The aberrantly expressed miRNAs among the Healthy-exo, HSCR-exo and HAEC-exo. A. Enrichment of miRNAs in exosomes from different sources (|log2 Fold change| > 2 between each two groups). B. miR-18a-5p expression in exosomes of different origins determined by RT-qPCR. The data are exhibited as mean ± SD. The significant differences among the groups were compared by one-way ANOVA (Tukey’s test). *P < 0.05. Data are representative of 3 independent experiments.
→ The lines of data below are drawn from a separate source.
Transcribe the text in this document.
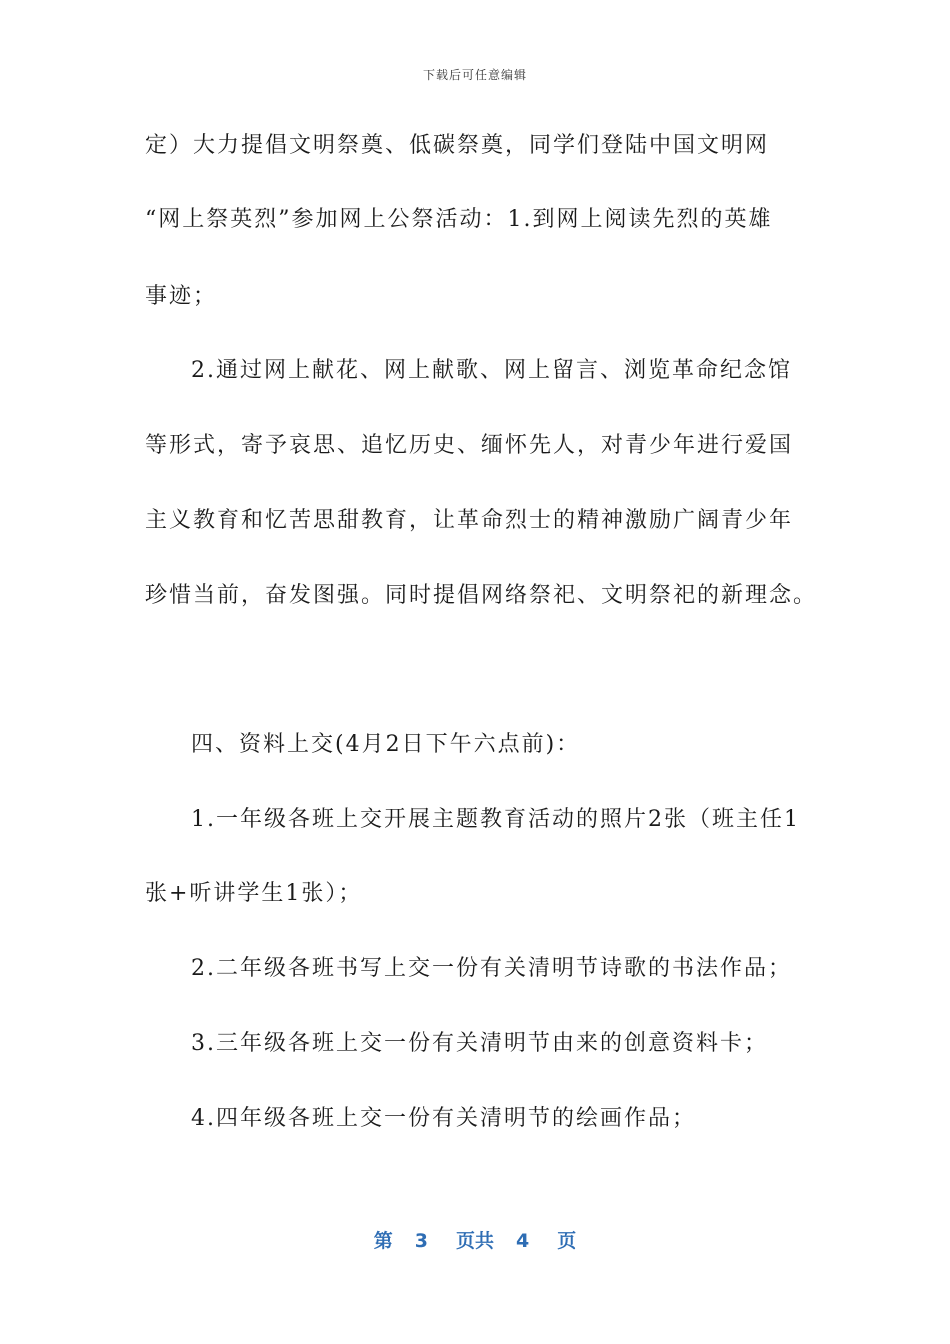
下载后可任意编辑
定）大力提倡文明祭奠、低碳祭奠，同学们登陆中国文明网
“网上祭英烈”参加网上公祭活动：1.到网上阅读先烈的英雄
事迹；
2.通过网上献花、网上献歌、网上留言、浏览革命纪念馆
等形式，寄予哀思、追忆历史、缅怀先人，对青少年进行爱国
主义教育和忆苦思甜教育，让革命烈士的精神激励广阔青少年
珍惜当前，奋发图强。同时提倡网络祭祀、文明祭祀的新理念。
四、资料上交(4月2日下午六点前)：
1.一年级各班上交开展主题教育活动的照片2张（班主任1
张+听讲学生1张）；
2.二年级各班书写上交一份有关清明节诗歌的书法作品；
3.三年级各班上交一份有关清明节由来的创意资料卡；
4.四年级各班上交一份有关清明节的绘画作品；
第 3 页共 4 页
HAEC-exo treatment promotes the formation of a pro-inflammatory microenvironment in colonic epithelial cells
To examine the effect of HAEC-exo on the colonic epithelial cell line, we first co-cultured NCM460 cells with PKH26-labeled HAEC-exo for 24 h. A significant uptake of HAEC-exo by NCM460 was noted (Figure 3A). We then treated the cells with different concentrations of HAEC-exo and detected cell viability changes by MTT (Figure 3B). HAEC-exo inhibited the proliferation of NCM460 cells in a concentration-dependent fashion. By the time the concentration of HAEC-exo reached 20 μg/mL, the viability of the cells had been reduced by more than half. Therefore, we chose the concentration of 20 µg/mL HAEC-exo for the subsequent experiments.
Figure 3.
HAEC-exo exacerbate the inflammation and NCM460 cell apoptosis. (A) The uptake of HAEC-exo by NCM460 cells. (B) Cell viability examined by MTT assay. (C) The concentration of pro-inflammatory factors in cell supernatants assessed by ELISA assay. (D) The miR-18a-5p expression in cells by RT-qPCR. (E) Cellular DNA synthesis activity determined by EdU staining. (F) Apoptosis rate determined by flow cytometry analysis. (G) MUC1 expression in cells examined by immunofluorescence staining. The data are exhibited as mean ± SD. Significant differences between two groups were compared using an unpaired t-test (D-G). The significant differences among the groups were compared by one-way (B) or two-way (C) ANOVA, followed by Tukey’s test. *P < 0.05. Data are representative of 3 independent experiments.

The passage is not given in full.